Wilder's Relative Strength Index (RSI)

Fibonacci Retracement explained
Fibonacci retracement is a very popular tool among technical traders and is based on the key numbers identified by mathematician Leonardo Fibonacci in the thirteenth century. However, Fibonacci's sequence of numbers is not as important as the mathematical relationships, expressed as ratios, between the numbers in the series. In technical analysis, Fibonacci retracement is created by taking two extreme points (usually a major peak and trough) on a stock chart and dividing the vertical distance by the key Fibonacci ratios of 23.6%, 38.2%, 50%, 61.8% and 100%. Once these levels are identified, horizontal lines are drawn and used to identify possible support and resistance levels.

Moving Average Convergence-Divergence (MACD)
MACD 12 26
Moving Average 5 Offset +2

I use it as Buy and Sell Signals

Developed by Gerald Appel in the late seventies, the Moving Average Convergence-Divergence (MACD) indicator is one of the simplest and most effective momentum indicators available. The MACD turns two trend-following indicators, moving averages, into a momentum oscillator by subtracting the longer moving average from the shorter moving average. As a result, the MACD offers the best of both worlds: trend following and momentum. The MACD fluctuates above and below the zero line as the moving averages converge, cross and diverge. Traders can look for signal line crossovers, centerline crossovers and divergences to generate signals.

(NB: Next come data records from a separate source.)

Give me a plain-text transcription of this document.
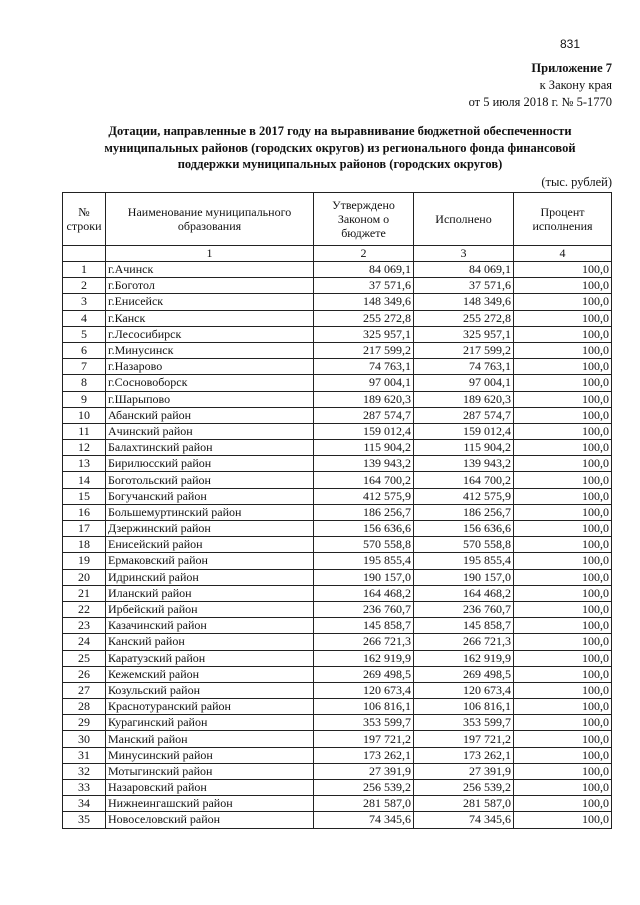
831
Приложение 7
к Закону края
от 5 июля 2018 г. № 5-1770
Дотации, направленные в 2017 году на выравнивание бюджетной обеспеченности
муниципальных районов (городских округов) из регионального фонда финансовой
поддержки муниципальных районов (городских округов)
(тыс. рублей)
№ строки	Наименование муниципального образования	Утверждено Законом о бюджете	Исполнено	Процент исполнения
	1	2	3	4
1	г.Ачинск	84 069,1	84 069,1	100,0
2	г.Боготол	37 571,6	37 571,6	100,0
3	г.Енисейск	148 349,6	148 349,6	100,0
4	г.Канск	255 272,8	255 272,8	100,0
5	г.Лесосибирск	325 957,1	325 957,1	100,0
6	г.Минусинск	217 599,2	217 599,2	100,0
7	г.Назарово	74 763,1	74 763,1	100,0
8	г.Сосновоборск	97 004,1	97 004,1	100,0
9	г.Шарыпово	189 620,3	189 620,3	100,0
10	Абанский район	287 574,7	287 574,7	100,0
11	Ачинский район	159 012,4	159 012,4	100,0
12	Балахтинский район	115 904,2	115 904,2	100,0
13	Бирилюсский район	139 943,2	139 943,2	100,0
14	Боготольский район	164 700,2	164 700,2	100,0
15	Богучанский район	412 575,9	412 575,9	100,0
16	Большемуртинский район	186 256,7	186 256,7	100,0
17	Дзержинский район	156 636,6	156 636,6	100,0
18	Енисейский район	570 558,8	570 558,8	100,0
19	Ермаковский район	195 855,4	195 855,4	100,0
20	Идринский район	190 157,0	190 157,0	100,0
21	Иланский район	164 468,2	164 468,2	100,0
22	Ирбейский район	236 760,7	236 760,7	100,0
23	Казачинский район	145 858,7	145 858,7	100,0
24	Канский район	266 721,3	266 721,3	100,0
25	Каратузский район	162 919,9	162 919,9	100,0
26	Кежемский район	269 498,5	269 498,5	100,0
27	Козульский район	120 673,4	120 673,4	100,0
28	Краснотуранский район	106 816,1	106 816,1	100,0
29	Курагинский район	353 599,7	353 599,7	100,0
30	Манский район	197 721,2	197 721,2	100,0
31	Минусинский район	173 262,1	173 262,1	100,0
32	Мотыгинский район	27 391,9	27 391,9	100,0
33	Назаровский район	256 539,2	256 539,2	100,0
34	Нижнеингашский район	281 587,0	281 587,0	100,0
35	Новоселовский район	74 345,6	74 345,6	100,0
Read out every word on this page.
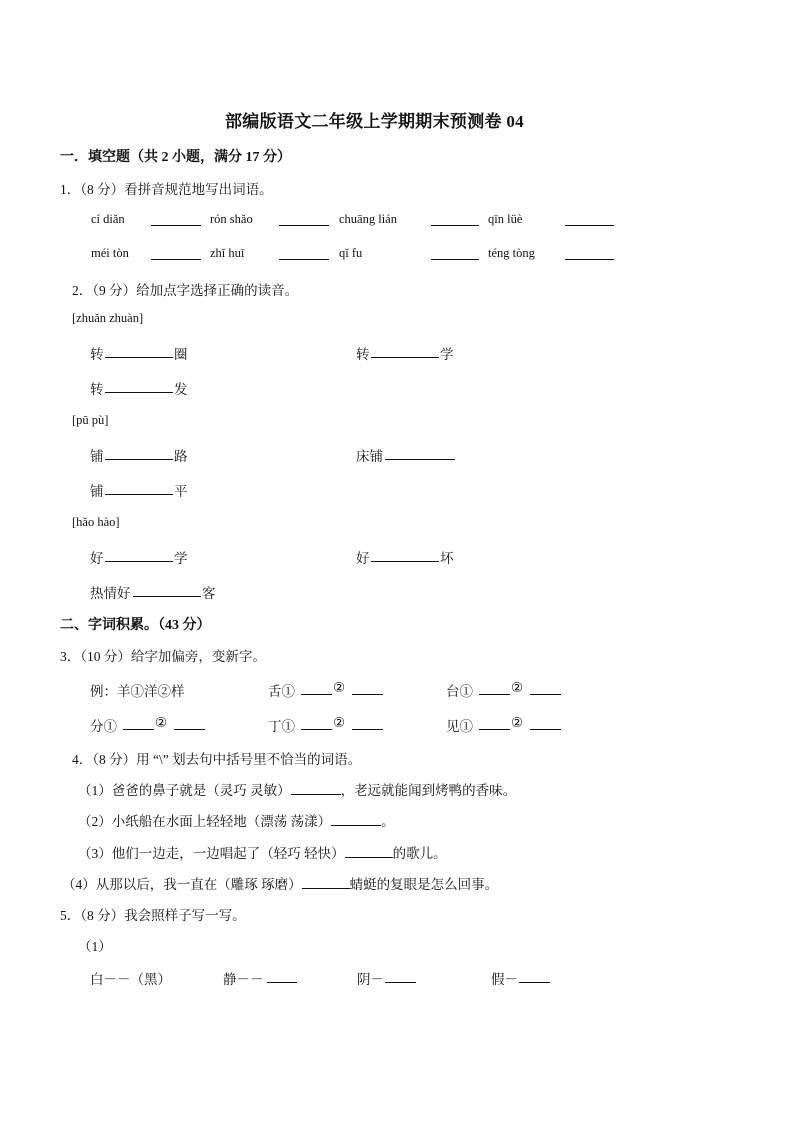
部编版语文二年级上学期期末预测卷 04
一．填空题（共 2 小题，满分 17 分）
1．（8 分）看拼音规范地写出词语。
cí diǎn	rón shǎo	chuāng lián	qīn lüè
méi tòn	zhǐ huī	qǐ fu	téng tòng
2．（9 分）给加点字选择正确的读音。
[zhuǎn zhuàn]
转	圈	转	学
转	发
[pū pù]
铺	路	床铺
铺	平
[hǎo hào]
好	学	好	坏
热情好	客
二、字词积累。（43 分）
3．（10 分）给字加偏旁，变新字。
例：羊①洋②样	舌①	②	台①	②
分①	②	丁①	②	见①	②
4．（8 分）用 “\” 划去句中括号里不恰当的词语。
（1）爸爸的鼻子就是（灵巧 灵敏）	，老远就能闻到烤鸭的香味。
（2）小纸船在水面上轻轻地（漂荡 荡漾）	。
（3）他们一边走，一边唱起了（轻巧 轻快）	的歌儿。
（4）从那以后，我一直在（雕琢 琢磨）	蜻蜓的复眼是怎么回事。
5．（8 分）我会照样子写一写。
（1）
白－－（黑）	静－－	阴－	假－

Because the MACD is unbounded, it is not particularly useful for identifying overbought and oversold levels.

macd - moving average convergence-divergence

Risk Management

see my rules that explains my trading stategy - porfolio funding and risk management.

Asset Allocation - Portfolio Diversification

Asset allocation affects both the risk and return of investors, and is often used as a core strategy in basic financial planning. To achieve portfolio diversification, I have modeled 2 portfolios using Exchange Traded Funds. I don't have any preference, both model porfolios achieve my objectives.

For my large portfolio (plus $75k), I am using a balanced portfolio for current investment income along with capital preservation and modest growth. I use my age as an allocation guide. For example, when my age is 60, I invest 60% in fixed income securities and the remainder (40%) in ETF diversified equities.
more... information about my balanced portfolio

Exchange Traded Funds

ETFs Are Safer Than Stocks - There is less single stock corporate risk as ETFs are a basket of underlying securities. With multiple securities, you aren't subject to the wide array of risk including corporate scandals, after market earning reports, and other factors that affect individual stocks.

Trade ETFs On Both The Long And Short Side - This enables the opportunity to profit in both rising and declining markets.

Trade ETFs With or Without Leverage - Many traders like the idea of getting added leverage in their trading and the newly released leveraged ETFs have seen tremendous volume growth as active traders have gravitated to them.

ETFs Are One Of The Fastest Growing Financial Vehicles - ETFs are growing quickly as money managers and traders find them to be more convenient and have the added benefit of less risk than individual stocks.